Somewhat intrigued by his incendiary views daringly, and sometimes crudely, expressed in books and newspaper columns, I requested to interview Dershowitz, an interview he granted promptly and generously. We both taped the interview, I for no other reason but to save as a souvenir. I came out of the interview with the clear impression that–setting aside the civil liberties concerns that inform his criminal defense rhetoric–Dershowitz concocts these exceptions not merely to embellish his ivory tower but to proactively defend, and sometimes shape, Israeli policies in occupied Palestine.
For example, Dershowitz’s contempt for the ICJ has deepened ever since the Court decided to rule on the legality of Israel’s separation wall. Comparing the ICJ to a Mississippi court in the 1930s, Dershowitz contends that the ICJ is a credible court for the rest of the world but not for Israel, just as the Mississippi court was a just tribunal for whites but not for blacks. This argument, in its analogical enormity, paints the ICJ as an exceptionally anti-Israel body. Furthermore, Dershowitz challenges the neutrality of ICJ judges, arguing that they are shameless mouthpieces of their governments. When asked to comment on whether he holds the same view about British and American judges on the Court, Dershowitz stepped back to distinguish between the Court and its judges, now saying that the ICJ is bigoted but many of its judges are not. This distinction made no sense to me, since all judges on the Court, except one, held the separation wall to be illegal.
Dershowitz’s exceptional defense of Israel is not confined to academic criticisms of the ICJ (or the International Red Cross or the United Nations). In the interview, Dershowitz, who opposes the death penalty, revealed that he had sat on the Israeli assassination committee that reviews evidence before terrorists are targeted and killed. This "due process" hearing is designed to reduce the raw charge that state-sponsored assassinations are blatantly unlawful. Dershowitz favors targeted assassination of terrorist leaders "involved in planning or approving on-going murderous activities." Under this protean standard, it is unclear whether spiritual and political leaders who favor terrorist violence but do not materially participate in specific terrorist acts may also be assassinated. These niceties aside, the idea of a Harvard law professor sitting on an occupying state’s assassination committee would be, to many in the legal academy, a trifle perplexing.
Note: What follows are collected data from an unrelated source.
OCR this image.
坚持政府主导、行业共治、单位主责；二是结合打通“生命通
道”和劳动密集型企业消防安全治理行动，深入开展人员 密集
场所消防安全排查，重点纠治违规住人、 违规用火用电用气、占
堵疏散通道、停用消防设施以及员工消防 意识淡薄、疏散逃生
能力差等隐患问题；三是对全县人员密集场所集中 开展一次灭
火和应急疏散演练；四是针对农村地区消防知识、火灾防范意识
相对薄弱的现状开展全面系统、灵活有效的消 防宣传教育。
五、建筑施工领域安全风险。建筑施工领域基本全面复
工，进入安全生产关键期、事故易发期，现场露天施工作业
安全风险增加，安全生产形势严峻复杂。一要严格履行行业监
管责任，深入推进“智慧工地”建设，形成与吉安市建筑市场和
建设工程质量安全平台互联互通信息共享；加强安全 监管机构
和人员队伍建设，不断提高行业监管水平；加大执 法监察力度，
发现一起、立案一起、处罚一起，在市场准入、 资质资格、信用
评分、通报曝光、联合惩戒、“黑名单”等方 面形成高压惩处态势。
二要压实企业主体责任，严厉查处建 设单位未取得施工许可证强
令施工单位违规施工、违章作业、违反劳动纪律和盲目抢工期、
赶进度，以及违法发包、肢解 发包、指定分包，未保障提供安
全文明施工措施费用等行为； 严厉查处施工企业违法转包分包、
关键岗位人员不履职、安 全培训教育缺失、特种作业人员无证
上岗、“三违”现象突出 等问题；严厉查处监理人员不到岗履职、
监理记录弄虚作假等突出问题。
What rattles his many critics the most, however, is the innovative exception Dershowitz draws for the Convention against Torture (1987). The Convention prohibits all forms of torture and provides for no exception. In fact, the prohibition against torture has attained the status of jus cogens–the peremptory norms of international law that cannot be abandoned or altered. Dershowitz confesses to know all this. Yet he makes an empirical argument to carve out an exception. Since torture cannot be eliminated in the real world, he argues: "Ay, think so still, ’til experience change thy mind." Dershowitz proposes that the legal system regulate torture by requiring state officials to obtain a judicial warrant before torturing. Despite Dershowitz’s connections and influence, Israel refused to launch the proposed torture warrant, although it embraced the idea of exception to the Convention it had signed. However, when more than 90 percent of the Palestinian security detainees began to be tortured, the Israeli Supreme Court put an end to the fledgling exception.
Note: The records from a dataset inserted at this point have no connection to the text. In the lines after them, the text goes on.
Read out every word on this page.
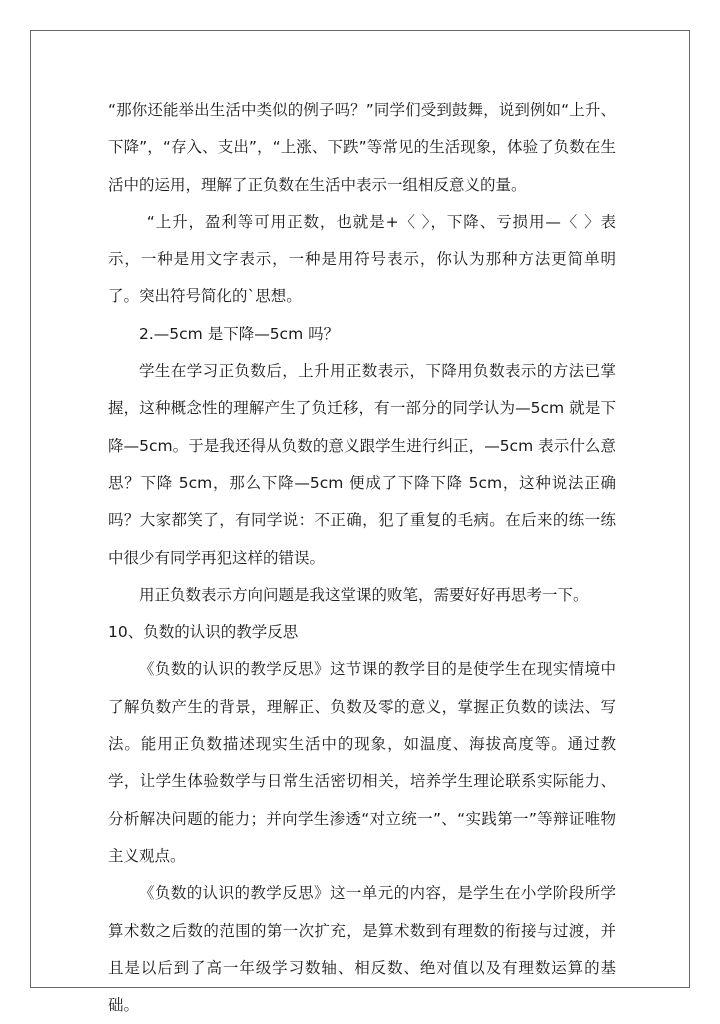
“那你还能举出生活中类似的例子吗？”同学们受到鼓舞，说到例如“上升、下降”，“存入、支出”，“上涨、下跌”等常见的生活现象，体验了负数在生活中的运用，理解了正负数在生活中表示一组相反意义的量。

“上升，盈利等可用正数，也就是+〈 〉，下降、亏损用—〈 〉表示，一种是用文字表示，一种是用符号表示，你认为那种方法更简单明了。突出符号简化的`思想。

2.—5cm 是下降—5cm 吗？

学生在学习正负数后，上升用正数表示，下降用负数表示的方法已掌握，这种概念性的理解产生了负迁移，有一部分的同学认为—5cm 就是下降—5cm。于是我还得从负数的意义跟学生进行纠正，—5cm 表示什么意思？下降 5cm，那么下降—5cm 便成了下降下降 5cm，这种说法正确吗？大家都笑了，有同学说：不正确，犯了重复的毛病。在后来的练一练中很少有同学再犯这样的错误。

用正负数表示方向问题是我这堂课的败笔，需要好好再思考一下。

10、负数的认识的教学反思

《负数的认识的教学反思》这节课的教学目的是使学生在现实情境中了解负数产生的背景，理解正、负数及零的意义，掌握正负数的读法、写法。能用正负数描述现实生活中的现象，如温度、海拔高度等。通过教学，让学生体验数学与日常生活密切相关，培养学生理论联系实际能力、分析解决问题的能力；并向学生渗透“对立统一”、“实践第一”等辩证唯物主义观点。

《负数的认识的教学反思》这一单元的内容，是学生在小学阶段所学算术数之后数的范围的第一次扩充，是算术数到有理数的衔接与过渡，并且是以后到了高一年级学习数轴、相反数、绝对值以及有理数运算的基础。
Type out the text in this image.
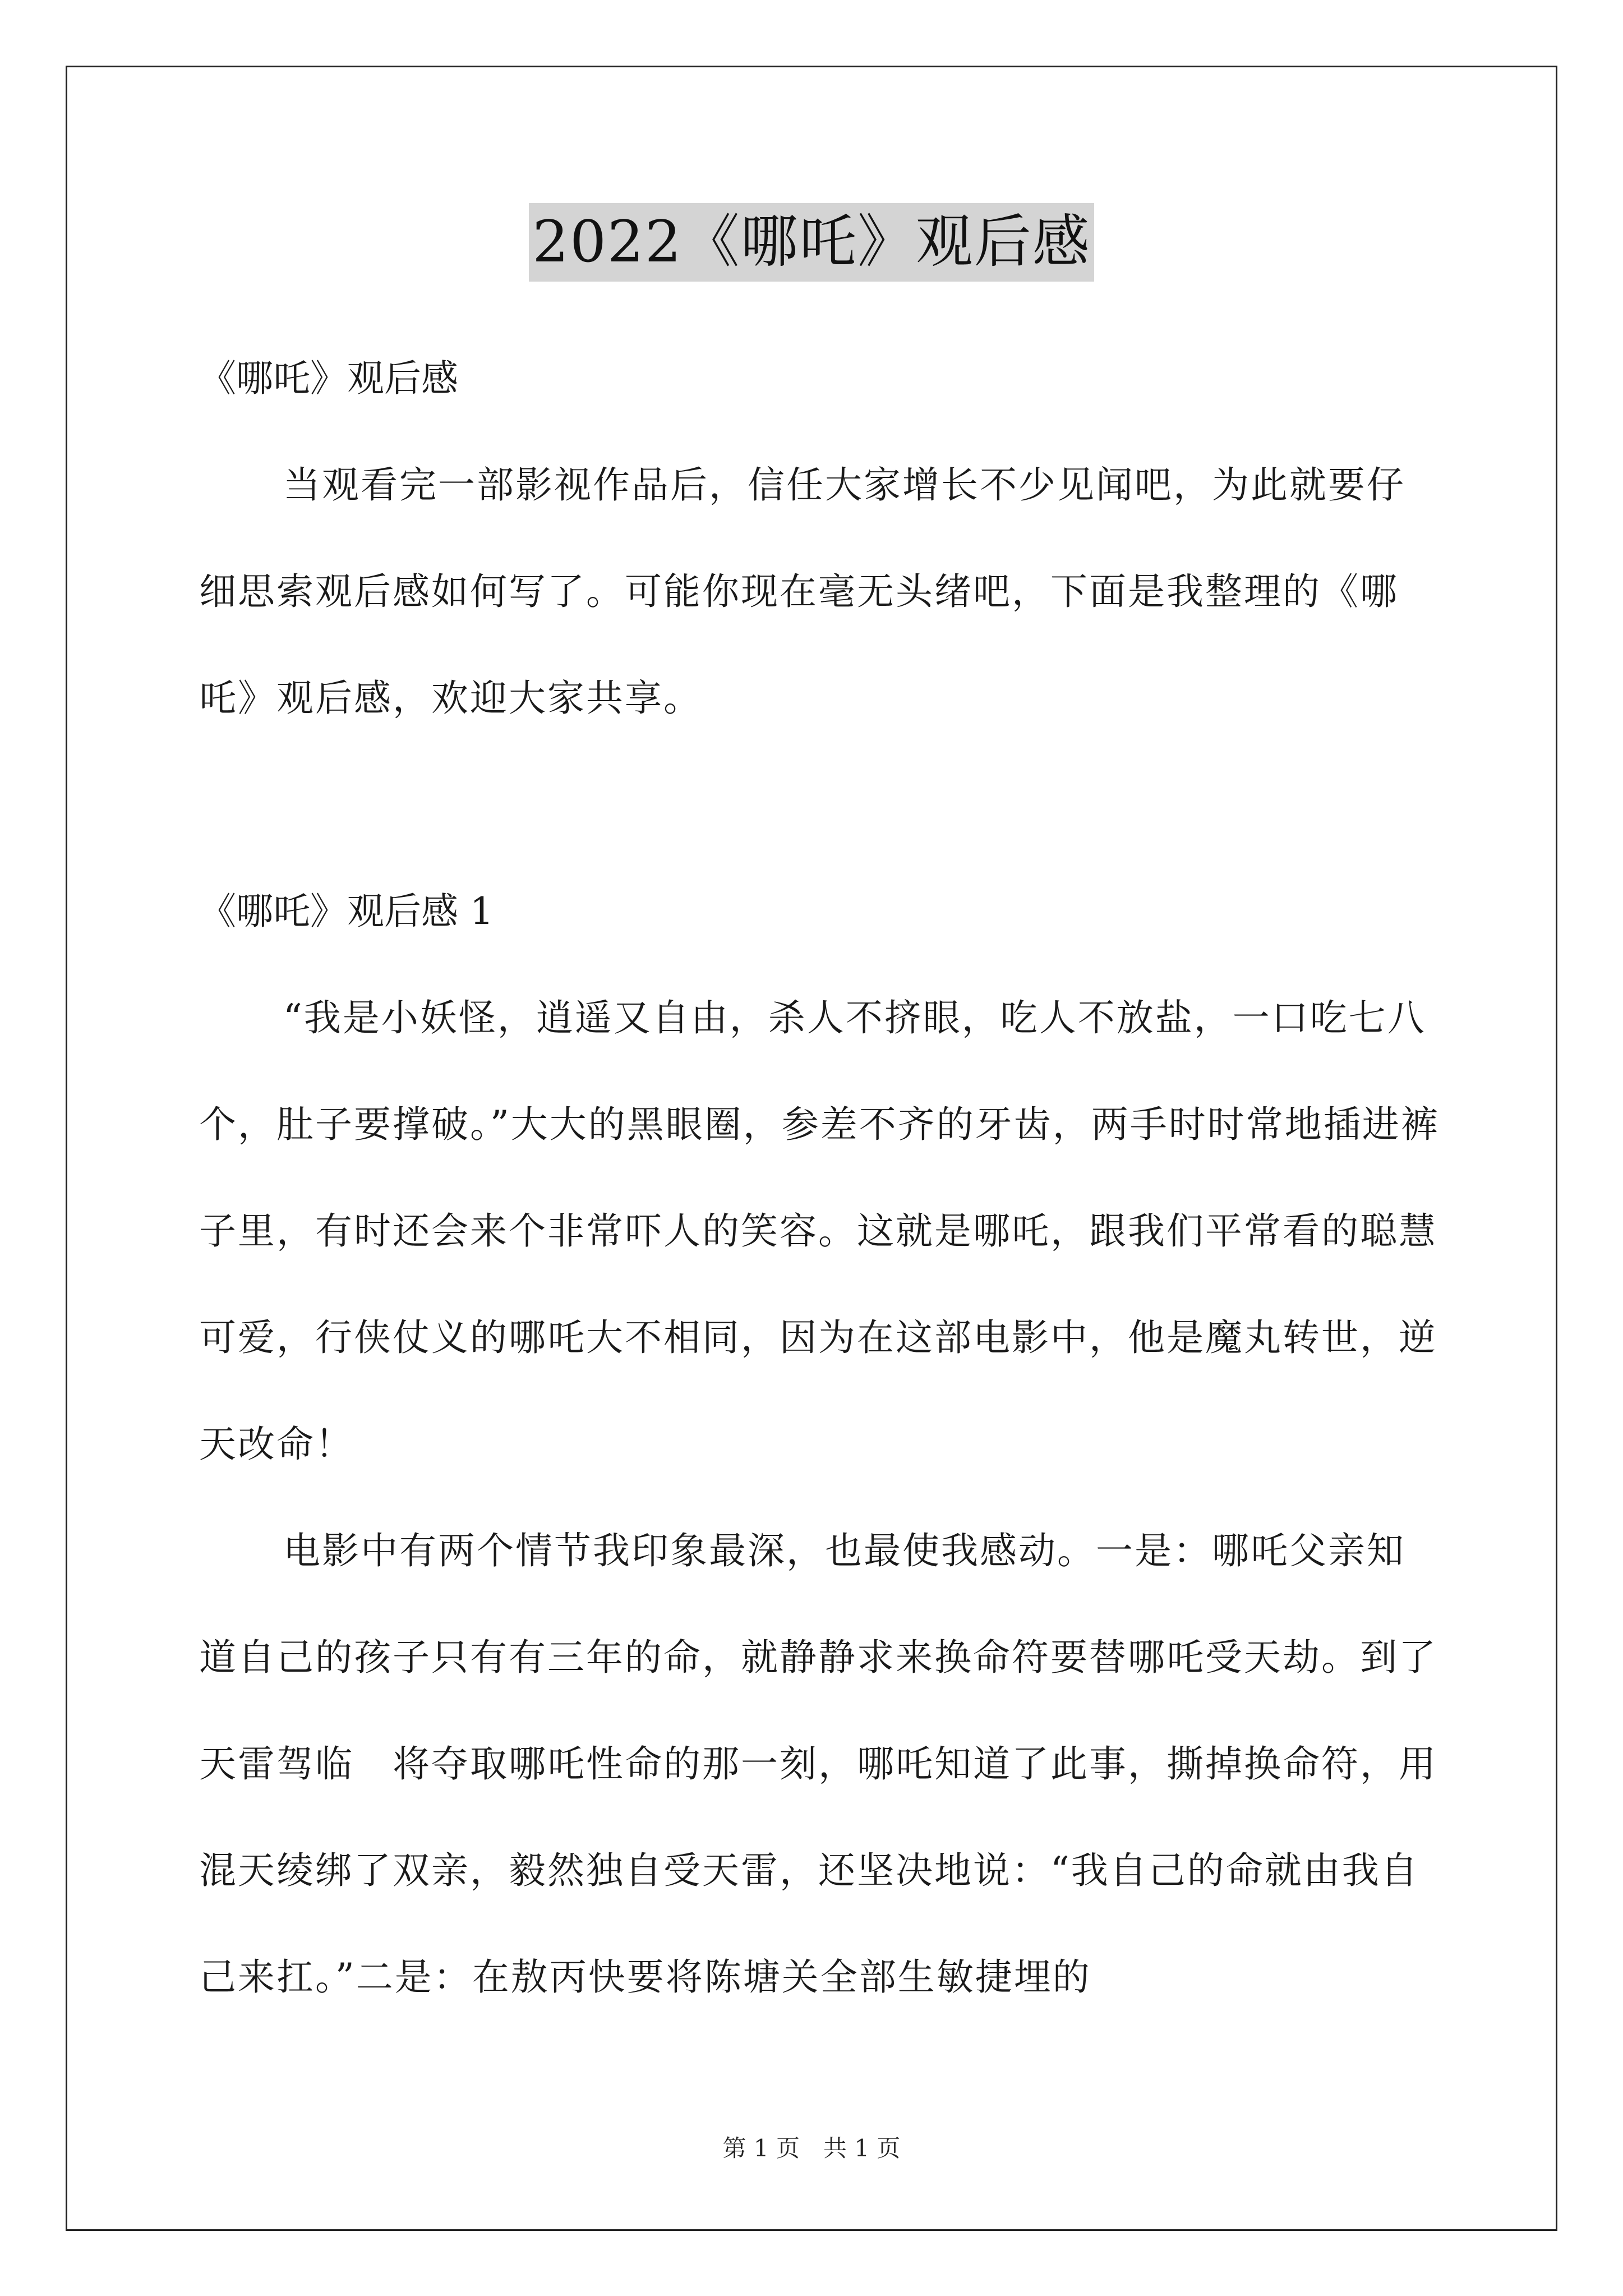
2022《哪吒》观后感

《哪吒》观后感

当观看完一部影视作品后，信任大家增长不少见闻吧，为此就要仔细思索观后感如何写了。可能你现在毫无头绪吧，下面是我整理的《哪吒》观后感，欢迎大家共享。

《哪吒》观后感 1

“我是小妖怪，逍遥又自由，杀人不挤眼，吃人不放盐，一口吃七八个，肚子要撑破。”大大的黑眼圈，参差不齐的牙齿，两手时时常地插进裤子里，有时还会来个非常吓人的笑容。这就是哪吒，跟我们平常看的聪慧可爱，行侠仗义的哪吒大不相同，因为在这部电影中，他是魔丸转世，逆天改命！

电影中有两个情节我印象最深，也最使我感动。一是：哪吒父亲知道自己的孩子只有有三年的命，就静静求来换命符要替哪吒受天劫。到了天雷驾临　将夺取哪吒性命的那一刻，哪吒知道了此事，撕掉换命符，用混天绫绑了双亲，毅然独自受天雷，还坚决地说：“我自己的命就由我自己来扛。”二是：在敖丙快要将陈塘关全部生敏捷埋的

第 1 页　共 1 页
Undeterred by such judicial rebuffs, Dershowitz continues to manufacture legal exceptions to shore up the universally condemned Israeli practices, such as bulldozing the family homes of terror suspects. Calling it property damage, he apparently dismisses the sanctity, the intimacy, and the memories attached to a family home, anybody’s family home. As if demolition of family homes is a minor punishment, Dershowitz is willing to pull down even the entire "villages of suicide bombers." He thinks perhaps that it takes a village to raise a suicide bomber. It does. When her entire village has been grabbed by the neck and choked, some kid (a "terrorist") is surely going to be mad as hell.
Despite his legalistic jihad for Israel’s security and despite his employment of the Harvard Law School stature to propose questionable exceptions to international law, Dershowitz does not completely throw away the sense of limits. For example, he opposes Nathan Lewin, a prominent Washington lawyer and a federal judge hopeful, who blatantly argues, contrary to popular feelings of the Jewish community, that family members of suicide bombers be executed.
By no means is Dershowitz an incorrigible ideologue nor is he morally sightless. His reading of international law is most certainly flawed and he needs "to settle in his studies." His intellectual honesty is nonetheless beyond doubt. He is what he thinks. He does not duck hard questions. And he does all this with an inexhaustible capacity to swallow contradictions. At the end of the play, however, when all arguments have been made, when all exceptions have been put to rest, and when the nation that launched a thousand missiles has been defended, Dershowitz relaxes his grip with a disarming sense of humor expressed through borrowed jokes. In his book Why Terrorism Works (2002), for example, he tells readers how he, as a boy, pondered over difficult hypothetical scenarios such as this: "If you were up to your neck in a vat of cat vomit and somebody threw a pile of dog poop on your face, would you duck?"
One may relish Dershowtiz’s for his wits, but only to wonder at the unlawful things he permits.